Non costituiscono precedenti contrari all’orientamento che queste sezioni unite intendono ribadire, non essendo state prospettate argomentazioni contrarie, le sentenze n. 1 e n. 70 del 2001, perché, al di là di un’affermazione d’ordine generale contenuta nella prima (in relazione a provvedimenti provvisori e urgenti ex art 333 c.c, si afferma che “in quanto incidono su posizioni di diritto soggettivo, sono sucettibili di ricorso ex art. 111 Cost) in entrambi i casi si trattava di ricorsi proposti, rispettivamente, ai sensi degli articoli 6, secondo comma e 7, quarto comma delle legge n. 64 del 1994 di ratifica ed esecuzione della convenzione europea sul riconoscimento e l’esecuzione delle decisioni in materia di affidamento dei minori e di ristabilimento dell’affidamento aperta alla firma a Lussemburgo il 20 maggio 1980 e della convenzione sugli aspetti civili della sottrazione internazionale dei minori aperta alla firma all’Aja il 25 ottobre 1980. A fronte dell’espressa previsione legale della ricorribilità per cassazione non si poneva, infatti, un problema di ricorribilità ai sensi dell’art. 111 Cost.
Nè, infine, coglie nel segno l’obiezione della ricorrente secondo cui il provvedimento di cui si avrebbe, in concreto, natura definitiva perché fondato sul pericolo di una nuova sottrazione delle minori e, quindi, su una circostanza che impedirebbe di prospettare nuove circostanze idonee a giustificare la revoca o la modifica del provvedimento stesso. È sufficiente in proposito richiedere il rilievo secondo cui la revocabilità e modificablità dei provvedimenti in tema di podestà dei genitori sui figli minori non è limitata alla rilevanza della sola sopravvenienza di circostanze nuove, ma comprende anche un diverso apprezzamento della situazione originariamente posta a base del provvedimento della cui revoca e modifica si tratta.

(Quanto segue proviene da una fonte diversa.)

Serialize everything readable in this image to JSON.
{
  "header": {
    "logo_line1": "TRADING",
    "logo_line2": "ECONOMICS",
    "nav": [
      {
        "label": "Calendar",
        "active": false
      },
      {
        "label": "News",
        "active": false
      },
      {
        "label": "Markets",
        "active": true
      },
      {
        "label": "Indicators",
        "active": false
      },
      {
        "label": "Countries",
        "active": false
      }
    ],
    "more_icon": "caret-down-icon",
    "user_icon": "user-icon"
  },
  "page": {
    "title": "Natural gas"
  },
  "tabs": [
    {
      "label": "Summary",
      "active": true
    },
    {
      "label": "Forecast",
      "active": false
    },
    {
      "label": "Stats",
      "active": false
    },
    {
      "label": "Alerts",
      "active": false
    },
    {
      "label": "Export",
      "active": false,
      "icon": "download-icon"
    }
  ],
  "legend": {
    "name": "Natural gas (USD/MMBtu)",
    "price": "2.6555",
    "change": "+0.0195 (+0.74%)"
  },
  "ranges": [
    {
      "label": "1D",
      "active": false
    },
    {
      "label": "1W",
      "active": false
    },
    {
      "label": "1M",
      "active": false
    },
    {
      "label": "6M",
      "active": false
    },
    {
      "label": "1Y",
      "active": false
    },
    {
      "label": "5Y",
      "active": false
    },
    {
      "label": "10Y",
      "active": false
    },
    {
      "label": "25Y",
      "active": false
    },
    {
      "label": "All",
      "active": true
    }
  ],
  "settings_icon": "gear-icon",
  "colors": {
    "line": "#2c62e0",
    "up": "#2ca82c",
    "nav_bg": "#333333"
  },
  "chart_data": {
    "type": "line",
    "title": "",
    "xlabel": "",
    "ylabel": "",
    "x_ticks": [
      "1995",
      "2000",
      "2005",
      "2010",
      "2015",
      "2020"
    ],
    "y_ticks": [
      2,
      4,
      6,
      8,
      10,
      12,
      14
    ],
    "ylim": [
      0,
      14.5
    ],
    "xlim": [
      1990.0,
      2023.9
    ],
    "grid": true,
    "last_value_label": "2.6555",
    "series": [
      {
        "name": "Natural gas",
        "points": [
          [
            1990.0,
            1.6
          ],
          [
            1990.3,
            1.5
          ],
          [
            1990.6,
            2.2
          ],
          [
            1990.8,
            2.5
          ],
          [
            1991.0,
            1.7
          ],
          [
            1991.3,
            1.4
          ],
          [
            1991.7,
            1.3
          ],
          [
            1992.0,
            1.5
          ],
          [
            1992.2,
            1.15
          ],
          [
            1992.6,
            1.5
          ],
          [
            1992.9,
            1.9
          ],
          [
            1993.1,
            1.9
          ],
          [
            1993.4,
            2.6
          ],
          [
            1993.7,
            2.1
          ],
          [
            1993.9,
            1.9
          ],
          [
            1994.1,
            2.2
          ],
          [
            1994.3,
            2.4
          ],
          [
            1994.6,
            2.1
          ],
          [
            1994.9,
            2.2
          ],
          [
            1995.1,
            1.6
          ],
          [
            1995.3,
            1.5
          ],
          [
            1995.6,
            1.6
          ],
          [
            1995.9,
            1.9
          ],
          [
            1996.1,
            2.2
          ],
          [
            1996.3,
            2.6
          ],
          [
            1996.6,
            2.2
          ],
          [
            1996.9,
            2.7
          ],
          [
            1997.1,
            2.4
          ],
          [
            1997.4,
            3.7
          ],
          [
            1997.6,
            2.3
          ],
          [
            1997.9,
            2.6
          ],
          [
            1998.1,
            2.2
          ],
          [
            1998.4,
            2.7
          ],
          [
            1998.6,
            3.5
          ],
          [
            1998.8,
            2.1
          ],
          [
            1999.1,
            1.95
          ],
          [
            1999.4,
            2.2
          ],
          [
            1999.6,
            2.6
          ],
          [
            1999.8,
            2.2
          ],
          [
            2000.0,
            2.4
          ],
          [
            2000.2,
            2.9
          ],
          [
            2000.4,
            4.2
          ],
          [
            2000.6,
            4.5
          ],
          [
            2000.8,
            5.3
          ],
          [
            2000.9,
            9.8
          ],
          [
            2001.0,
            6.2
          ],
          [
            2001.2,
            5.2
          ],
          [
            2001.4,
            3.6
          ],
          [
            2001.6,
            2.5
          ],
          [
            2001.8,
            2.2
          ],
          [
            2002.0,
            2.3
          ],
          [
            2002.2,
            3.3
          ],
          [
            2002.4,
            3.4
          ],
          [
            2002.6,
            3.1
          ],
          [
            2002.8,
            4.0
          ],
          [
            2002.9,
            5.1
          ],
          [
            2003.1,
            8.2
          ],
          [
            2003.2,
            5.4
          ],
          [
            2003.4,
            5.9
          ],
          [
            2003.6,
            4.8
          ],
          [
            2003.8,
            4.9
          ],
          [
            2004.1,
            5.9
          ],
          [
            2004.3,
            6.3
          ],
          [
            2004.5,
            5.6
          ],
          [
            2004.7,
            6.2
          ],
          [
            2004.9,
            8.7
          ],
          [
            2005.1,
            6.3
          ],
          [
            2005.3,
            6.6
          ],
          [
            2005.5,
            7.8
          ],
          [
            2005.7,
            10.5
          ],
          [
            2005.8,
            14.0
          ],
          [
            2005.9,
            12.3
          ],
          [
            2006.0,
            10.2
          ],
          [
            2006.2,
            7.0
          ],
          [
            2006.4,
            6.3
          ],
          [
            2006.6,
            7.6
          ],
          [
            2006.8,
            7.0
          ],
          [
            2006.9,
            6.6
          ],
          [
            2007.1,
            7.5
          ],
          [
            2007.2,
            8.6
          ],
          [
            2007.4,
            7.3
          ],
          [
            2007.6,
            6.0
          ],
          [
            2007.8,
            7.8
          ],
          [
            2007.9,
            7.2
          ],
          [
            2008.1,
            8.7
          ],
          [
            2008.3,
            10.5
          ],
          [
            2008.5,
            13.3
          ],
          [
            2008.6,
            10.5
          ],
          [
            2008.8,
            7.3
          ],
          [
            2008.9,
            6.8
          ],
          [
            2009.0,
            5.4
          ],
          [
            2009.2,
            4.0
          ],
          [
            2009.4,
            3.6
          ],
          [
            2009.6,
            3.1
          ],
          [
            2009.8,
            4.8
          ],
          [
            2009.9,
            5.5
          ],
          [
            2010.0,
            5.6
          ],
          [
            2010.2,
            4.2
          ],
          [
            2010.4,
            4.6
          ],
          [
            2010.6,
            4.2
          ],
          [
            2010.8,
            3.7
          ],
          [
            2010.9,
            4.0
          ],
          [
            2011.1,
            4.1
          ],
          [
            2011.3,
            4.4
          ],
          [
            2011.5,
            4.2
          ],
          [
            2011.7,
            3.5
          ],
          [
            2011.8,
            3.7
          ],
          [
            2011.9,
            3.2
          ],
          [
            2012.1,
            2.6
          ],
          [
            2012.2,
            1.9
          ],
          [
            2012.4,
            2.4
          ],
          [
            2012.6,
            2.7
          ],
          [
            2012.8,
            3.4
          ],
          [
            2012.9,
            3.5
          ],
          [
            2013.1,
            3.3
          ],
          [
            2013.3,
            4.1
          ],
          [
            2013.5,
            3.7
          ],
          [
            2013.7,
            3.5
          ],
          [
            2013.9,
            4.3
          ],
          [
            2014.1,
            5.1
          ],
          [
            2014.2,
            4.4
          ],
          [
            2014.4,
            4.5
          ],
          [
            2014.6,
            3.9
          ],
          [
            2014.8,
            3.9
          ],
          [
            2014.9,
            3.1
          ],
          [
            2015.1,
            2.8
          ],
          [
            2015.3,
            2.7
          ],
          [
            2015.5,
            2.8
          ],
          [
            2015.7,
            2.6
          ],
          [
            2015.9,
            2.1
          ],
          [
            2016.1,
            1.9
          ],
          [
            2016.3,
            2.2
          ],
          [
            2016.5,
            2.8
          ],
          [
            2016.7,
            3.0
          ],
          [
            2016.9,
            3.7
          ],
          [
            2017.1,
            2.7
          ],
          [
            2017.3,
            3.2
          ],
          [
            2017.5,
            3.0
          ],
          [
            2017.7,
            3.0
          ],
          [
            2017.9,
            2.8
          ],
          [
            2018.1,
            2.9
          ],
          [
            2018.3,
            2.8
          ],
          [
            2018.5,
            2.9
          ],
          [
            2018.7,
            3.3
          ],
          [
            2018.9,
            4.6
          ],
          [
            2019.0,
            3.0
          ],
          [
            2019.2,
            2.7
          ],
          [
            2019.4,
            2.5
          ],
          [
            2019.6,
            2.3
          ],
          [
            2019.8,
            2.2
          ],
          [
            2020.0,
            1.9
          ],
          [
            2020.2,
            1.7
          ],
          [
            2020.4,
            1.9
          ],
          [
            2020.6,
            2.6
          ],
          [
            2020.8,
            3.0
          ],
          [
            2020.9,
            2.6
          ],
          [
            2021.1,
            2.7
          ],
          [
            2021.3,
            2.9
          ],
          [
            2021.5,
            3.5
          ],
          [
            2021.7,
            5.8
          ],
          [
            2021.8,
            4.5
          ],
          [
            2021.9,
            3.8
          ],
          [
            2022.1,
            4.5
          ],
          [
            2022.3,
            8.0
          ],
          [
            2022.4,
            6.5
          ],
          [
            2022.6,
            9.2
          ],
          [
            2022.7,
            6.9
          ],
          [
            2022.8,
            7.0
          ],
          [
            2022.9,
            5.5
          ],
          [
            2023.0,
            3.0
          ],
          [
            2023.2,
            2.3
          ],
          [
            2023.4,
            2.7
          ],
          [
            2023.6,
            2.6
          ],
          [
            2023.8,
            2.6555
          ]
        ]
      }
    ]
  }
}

D’altra parte non è neppure convincente l’affermazione secondo cui l’esistenza del pericolo di ulteriori sottrazioni non sia suscettibile di modificazioni nel tempo.

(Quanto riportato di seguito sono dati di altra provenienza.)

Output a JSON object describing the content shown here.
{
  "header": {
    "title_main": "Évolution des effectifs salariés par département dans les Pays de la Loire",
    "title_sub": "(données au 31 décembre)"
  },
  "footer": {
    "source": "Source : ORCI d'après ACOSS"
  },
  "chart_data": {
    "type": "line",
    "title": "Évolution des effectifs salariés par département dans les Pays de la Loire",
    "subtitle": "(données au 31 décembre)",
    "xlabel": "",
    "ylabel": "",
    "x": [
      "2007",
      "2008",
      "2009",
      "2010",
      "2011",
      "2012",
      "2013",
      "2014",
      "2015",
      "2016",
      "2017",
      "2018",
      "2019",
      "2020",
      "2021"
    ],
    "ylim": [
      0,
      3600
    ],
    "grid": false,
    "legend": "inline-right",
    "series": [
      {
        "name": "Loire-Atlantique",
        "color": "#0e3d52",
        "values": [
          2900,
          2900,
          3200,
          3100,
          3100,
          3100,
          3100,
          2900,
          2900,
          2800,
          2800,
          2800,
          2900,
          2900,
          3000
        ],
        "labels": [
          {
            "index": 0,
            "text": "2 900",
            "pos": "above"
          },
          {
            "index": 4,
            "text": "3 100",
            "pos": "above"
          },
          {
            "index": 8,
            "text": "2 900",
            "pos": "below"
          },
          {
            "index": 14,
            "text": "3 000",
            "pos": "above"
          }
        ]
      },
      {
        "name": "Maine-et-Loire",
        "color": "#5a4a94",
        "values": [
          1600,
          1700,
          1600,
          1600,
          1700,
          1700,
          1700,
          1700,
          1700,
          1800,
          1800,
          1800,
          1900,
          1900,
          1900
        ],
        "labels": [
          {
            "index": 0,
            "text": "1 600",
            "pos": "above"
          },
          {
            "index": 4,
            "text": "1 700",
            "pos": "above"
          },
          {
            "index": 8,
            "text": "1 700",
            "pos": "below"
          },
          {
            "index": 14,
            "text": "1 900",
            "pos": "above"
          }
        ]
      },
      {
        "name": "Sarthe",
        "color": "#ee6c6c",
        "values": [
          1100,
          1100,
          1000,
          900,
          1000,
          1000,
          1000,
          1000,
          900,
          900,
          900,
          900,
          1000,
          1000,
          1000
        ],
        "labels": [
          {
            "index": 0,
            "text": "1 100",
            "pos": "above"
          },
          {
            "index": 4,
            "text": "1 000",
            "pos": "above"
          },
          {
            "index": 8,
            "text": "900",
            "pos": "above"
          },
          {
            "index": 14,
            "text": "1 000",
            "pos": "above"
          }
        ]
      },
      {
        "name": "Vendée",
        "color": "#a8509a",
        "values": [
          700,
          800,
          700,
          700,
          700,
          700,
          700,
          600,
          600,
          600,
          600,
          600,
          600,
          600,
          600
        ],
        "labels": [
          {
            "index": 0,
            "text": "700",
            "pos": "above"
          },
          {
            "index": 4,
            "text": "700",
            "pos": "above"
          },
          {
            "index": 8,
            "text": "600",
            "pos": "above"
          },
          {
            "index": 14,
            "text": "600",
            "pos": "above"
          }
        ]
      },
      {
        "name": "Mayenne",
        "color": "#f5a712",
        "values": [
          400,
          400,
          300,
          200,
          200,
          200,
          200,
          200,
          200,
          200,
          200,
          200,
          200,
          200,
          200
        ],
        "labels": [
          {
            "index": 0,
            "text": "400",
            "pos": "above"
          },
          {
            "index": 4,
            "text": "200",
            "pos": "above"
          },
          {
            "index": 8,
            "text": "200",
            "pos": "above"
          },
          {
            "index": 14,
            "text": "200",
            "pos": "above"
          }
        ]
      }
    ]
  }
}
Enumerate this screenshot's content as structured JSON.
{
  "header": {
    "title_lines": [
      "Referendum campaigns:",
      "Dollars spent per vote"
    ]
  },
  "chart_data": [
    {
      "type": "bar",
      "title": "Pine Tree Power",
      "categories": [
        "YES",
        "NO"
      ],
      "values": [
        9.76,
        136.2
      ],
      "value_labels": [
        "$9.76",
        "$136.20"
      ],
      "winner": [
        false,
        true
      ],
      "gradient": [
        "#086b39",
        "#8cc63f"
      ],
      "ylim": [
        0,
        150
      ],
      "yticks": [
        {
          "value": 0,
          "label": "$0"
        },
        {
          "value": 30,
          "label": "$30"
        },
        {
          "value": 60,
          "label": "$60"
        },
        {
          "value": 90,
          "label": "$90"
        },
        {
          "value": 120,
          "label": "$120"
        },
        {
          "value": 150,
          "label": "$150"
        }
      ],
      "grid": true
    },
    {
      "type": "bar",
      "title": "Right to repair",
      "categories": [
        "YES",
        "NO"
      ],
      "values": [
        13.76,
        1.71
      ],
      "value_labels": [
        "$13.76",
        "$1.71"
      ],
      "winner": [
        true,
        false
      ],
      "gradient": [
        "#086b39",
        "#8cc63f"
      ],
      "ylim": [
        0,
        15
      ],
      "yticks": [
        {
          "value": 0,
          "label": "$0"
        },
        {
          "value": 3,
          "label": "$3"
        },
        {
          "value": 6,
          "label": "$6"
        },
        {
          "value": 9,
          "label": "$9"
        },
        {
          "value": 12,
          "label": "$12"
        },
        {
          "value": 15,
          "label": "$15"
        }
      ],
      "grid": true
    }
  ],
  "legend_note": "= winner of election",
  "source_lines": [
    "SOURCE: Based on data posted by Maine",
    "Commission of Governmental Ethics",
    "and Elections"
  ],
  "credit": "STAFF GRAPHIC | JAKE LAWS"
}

Le ragioni esposte escludono l’ammissibilità anche dei motivi diversi da quelli attinenti alla giurisdizione (tra l’altro con il primo motivo si ripropone la questione di competenza già decisa con sentenza n. 15714-2000), attinenti al merito del provvedimento impugnato.
Sussistono giusti motivi per compensare le spese di questo giudizio.

P.Q.M

la Corte dichiara il ricorso inammissibile e compensa le spese.

Così deciso in Roma, il 4 maggio 2001 nella camera di consiglio delle sezioni unite civili.